WireGuard is likewise very secure. It uses the latest cryptographic algorithms and secure ciphers, and is built for easier auditing thanks to its low-code build.
In addition, if a vulnerability is found in any of the inner mechanisms of WireGuard, all endpoints will be required to upgrade to ensure no one will communicate with a potentially compromised host that uses insecure code.
Auditability refers to how easy it is for security experts to review and assess the protocol for vulnerabilities. This requires transparency and full access to its codebase.
Auditability is key for the protocol to gain trust among users.
OpenVPN is open-source, which makes it auditable but not very easily. It contains hundreds of thousands of lines of code, which means auditing the OpenVPN protocol takes a long time and requires a team of auditors.
WireGuard is also open-source, but much more lightweight.

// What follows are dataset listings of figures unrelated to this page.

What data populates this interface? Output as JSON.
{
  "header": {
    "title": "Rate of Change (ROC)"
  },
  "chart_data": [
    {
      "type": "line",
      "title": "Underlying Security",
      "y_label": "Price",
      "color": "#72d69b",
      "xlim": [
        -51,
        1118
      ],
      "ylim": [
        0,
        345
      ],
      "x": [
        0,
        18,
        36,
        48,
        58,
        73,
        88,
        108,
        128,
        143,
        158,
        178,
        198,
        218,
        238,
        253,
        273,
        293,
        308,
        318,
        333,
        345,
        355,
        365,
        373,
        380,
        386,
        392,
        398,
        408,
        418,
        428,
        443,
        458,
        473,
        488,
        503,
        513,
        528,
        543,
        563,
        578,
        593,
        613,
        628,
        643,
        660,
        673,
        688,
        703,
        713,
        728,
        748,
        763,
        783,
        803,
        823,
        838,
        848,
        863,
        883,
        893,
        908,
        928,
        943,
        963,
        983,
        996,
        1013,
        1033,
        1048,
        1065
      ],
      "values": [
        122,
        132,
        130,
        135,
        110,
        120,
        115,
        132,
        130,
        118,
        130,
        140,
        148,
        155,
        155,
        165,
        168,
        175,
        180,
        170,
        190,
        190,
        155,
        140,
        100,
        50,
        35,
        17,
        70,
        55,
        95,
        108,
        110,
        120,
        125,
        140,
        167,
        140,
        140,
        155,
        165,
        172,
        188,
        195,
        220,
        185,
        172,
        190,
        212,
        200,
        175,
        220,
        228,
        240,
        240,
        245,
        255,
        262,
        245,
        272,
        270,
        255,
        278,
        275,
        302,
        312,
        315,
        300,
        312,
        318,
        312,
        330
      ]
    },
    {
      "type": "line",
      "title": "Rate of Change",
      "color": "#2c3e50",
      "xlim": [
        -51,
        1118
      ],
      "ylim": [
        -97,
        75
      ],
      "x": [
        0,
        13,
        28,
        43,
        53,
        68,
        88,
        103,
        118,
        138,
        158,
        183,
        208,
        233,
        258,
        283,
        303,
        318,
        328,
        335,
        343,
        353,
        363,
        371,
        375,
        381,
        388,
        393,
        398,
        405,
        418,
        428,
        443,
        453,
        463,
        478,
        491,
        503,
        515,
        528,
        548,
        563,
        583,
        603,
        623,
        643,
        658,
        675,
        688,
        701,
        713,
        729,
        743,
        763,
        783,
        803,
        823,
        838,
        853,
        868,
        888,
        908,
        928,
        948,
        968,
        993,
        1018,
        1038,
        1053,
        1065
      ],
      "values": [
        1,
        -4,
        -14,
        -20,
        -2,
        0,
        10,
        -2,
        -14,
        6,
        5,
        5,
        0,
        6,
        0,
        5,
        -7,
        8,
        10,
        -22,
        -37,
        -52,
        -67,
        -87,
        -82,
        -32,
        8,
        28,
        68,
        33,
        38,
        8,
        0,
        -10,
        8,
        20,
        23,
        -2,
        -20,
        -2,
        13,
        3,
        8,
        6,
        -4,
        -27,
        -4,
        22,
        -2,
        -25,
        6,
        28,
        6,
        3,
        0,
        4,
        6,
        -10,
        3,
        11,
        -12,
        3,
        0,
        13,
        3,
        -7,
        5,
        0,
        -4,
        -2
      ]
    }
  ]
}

With around 4,000 lines of code, auditing WireGuard is much easier, and can be done by a single person.
This means that out of the two open-source protocols, WireGuard is the more auditable one.
Compatibility, as understood here, relates to how many different platforms the VPN protocol supports.
According to its official website, OpenVPN runs on:
- Windows XP/Vista/7 and higher,
- macOS X
In addition, OpenVPN supports mobile platforms, i.e.:
- iOS 6 or later,
- Android 4.0 or later.
Similarly, WireGuard currently supports:
- Windows 7 or later,
And out of mobile platforms
OpenVPN is also supported by most routers and firewalls, whereas WireGuard only by a few.
Therefore, though OpenVPN and WireGuard are comparable in terms of compatibility, OpenVPN is the more widely-supported protocol between the two.
OpenVPN and WireGuard are both excellent VPN protocols, each with different benefits and tradeoffs.
OpenVPN is a proven and reliable protocol that is compatible with a wide range of devices and operating systems. Being open-source, it is also highly auditable, which is how it earns trust among businesses that prioritize security.
WireGuard, on the other hand, is a newer protocol designed for speed, efficiency, and increased security. It uses modern encryption algorithms and has a smaller codebase than OpenVPN, which simplifies its auditing and makes vulnerabilities easier to find.
In terms of security and encryption, OpenVPN and Wireguard are equal. However, there are areas where one or the other has the upper hand:
- Businesses that prioritize speed and efficiency may at present be better off with WireGuard.
- Businesses that require a proven and highly compatible protocol should go with OpenVPN.